What do people think about this? Current gpus silently allow this, but it seems to me like it should be an error…

It’s likely best treated as you are, as a segfault. By design, the use of shared memory is abstracted as one chunk and you’re not allowed to go outside of that.

This allows the GPU to schedule multiple blocks on one multiprocessor and map their shared memory any way it wishes.

Perhaps CUDA doesn’t give immediate fatal errors just because it’d be expensive to detect them. But any write outside the block’s allocated shared memory is clearly a program bug and shouldn’t be ignored by an emulator.

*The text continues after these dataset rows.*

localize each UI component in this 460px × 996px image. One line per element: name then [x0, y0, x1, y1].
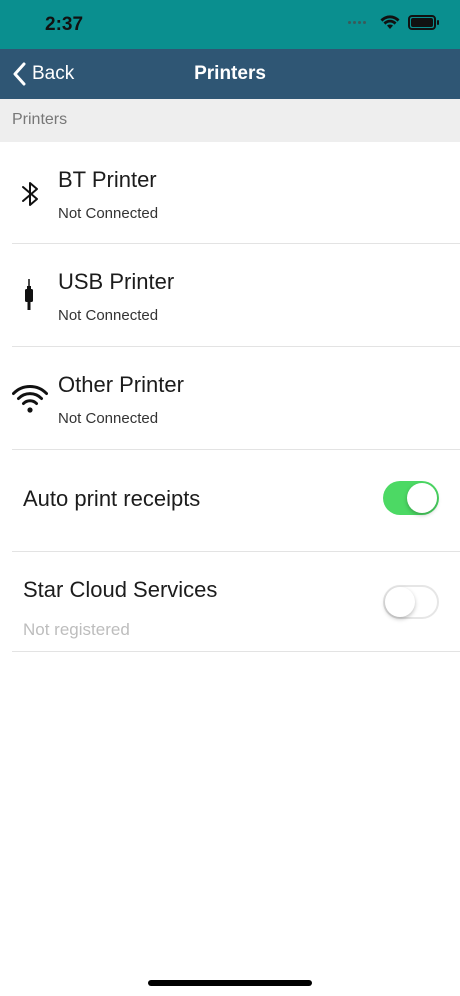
usb-cable-icon: [25, 279, 33, 310]
printer-name: BT Printer: [58, 167, 157, 192]
navigation-bar: Back Printers: [0, 49, 460, 99]
status-icons: [348, 15, 439, 30]
status-bar: 2:37: [0, 0, 460, 49]
section-header: Printers: [0, 99, 460, 142]
toggle-knob: [385, 587, 415, 617]
star-cloud-row: Star Cloud Services Not registered: [0, 552, 460, 652]
status-time: 2:37: [45, 14, 84, 35]
printer-row-usb[interactable]: USB Printer Not Connected: [0, 244, 460, 347]
divider: [12, 651, 460, 652]
wifi-status-icon: [380, 15, 400, 29]
auto-print-toggle[interactable]: [383, 481, 439, 515]
home-indicator[interactable]: [148, 980, 312, 986]
printer-status: Not Connected: [58, 307, 159, 324]
cellular-signal-icon: [348, 21, 366, 24]
toggle-knob: [407, 483, 437, 513]
printer-name: USB Printer: [58, 269, 175, 294]
star-cloud-toggle[interactable]: [383, 585, 439, 619]
star-cloud-label: Star Cloud Services: [23, 577, 218, 602]
printer-status: Not Connected: [58, 410, 159, 427]
battery-icon: [408, 15, 439, 30]
auto-print-row: Auto print receipts: [0, 450, 460, 552]
page-title: Printers: [194, 63, 266, 84]
printer-status: Not Connected: [58, 205, 159, 222]
printer-row-bt[interactable]: BT Printer Not Connected: [0, 142, 460, 244]
bluetooth-icon: [22, 182, 38, 206]
wifi-icon: [12, 385, 48, 413]
star-cloud-status: Not registered: [23, 620, 130, 639]
section-header-label: Printers: [12, 111, 68, 128]
printer-row-other[interactable]: Other Printer Not Connected: [0, 347, 460, 450]
auto-print-label: Auto print receipts: [23, 486, 201, 511]
printer-name: Other Printer: [58, 372, 184, 397]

In fact that’d be one of the biggest uses of an emulator, catching errors like an out of bounds write that the hardware might not immediately flag. One frequent problem of the CUDA emulator now is that it does not do any checking of memory space or range at all, so programs which accidentally mix device or shared or even host pointers still work, when they’ll die hard on the device. (a very frequent phrase here on the forums is “this code works in the emulator, but…” Emulators are most useful when they’re as strict and correct as possible.

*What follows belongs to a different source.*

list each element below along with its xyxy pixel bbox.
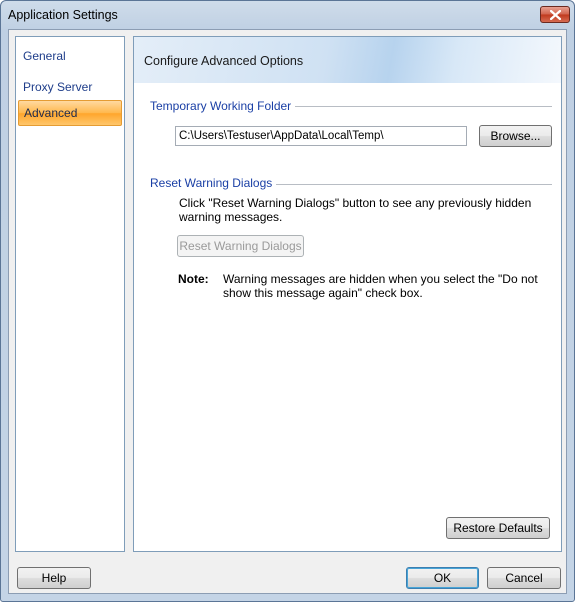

Thanks, that was more or less my reaction. However, some of my group members also brought up the point that “bugs” that exist in production hardware over time evolve into “features” because a significant portion developers begin to rely on them, and fixing the bug becomes something akin to breaking backwards compatibility.

In this case, our regression test suite consists of the CUDA SDK and three other libraries. There are about 5 SDK examples that have this problem as well as a few of our internal libraries. One of our goals for this project was to be able to run the entire set of existing CUDA applications on our emulator, which either forces us to fix the bugs in the sdk or not support them in the final release…

When compiled with --deviceemu, writing past the end or allocated shared memory like that usually results in a seg fault. That, or valgrind catches the problem. On the device, it may silently continue running, but now you’ve got some blocks writing into the shared memory space of others. This is definitely a program bug and will lead to undefined program execution. I would take the SDK programs that have the error and submit bug reports to the forum.

The fact that your emulator detects this is a good thing. If you do go forward with the release of your emulator, I look forward to using it to test HOOMD with it. This particular issue of writing past the end of allocated shared memory has cost me hours of debugging in the past (i.e., forgot to specify the shmem amount, or it needed a *sizeof(float4)).

@Greg,

Note that Shared memory is allocated in terms of 512 bytes… Check the CUDA occupancy caculator for exact details.

So the GPU hardware that checks out of bounds – might worry only about a boundary-crossing at 512 byte boundary…

BUT what you do in your emualtor is the RIGHT thing to do.

Thanks for the responses. We will definitely leave this checking feature in and fix our regression tests and the sdk examples on our side. Also, we will probably end up with a similar check for accesses to global memory.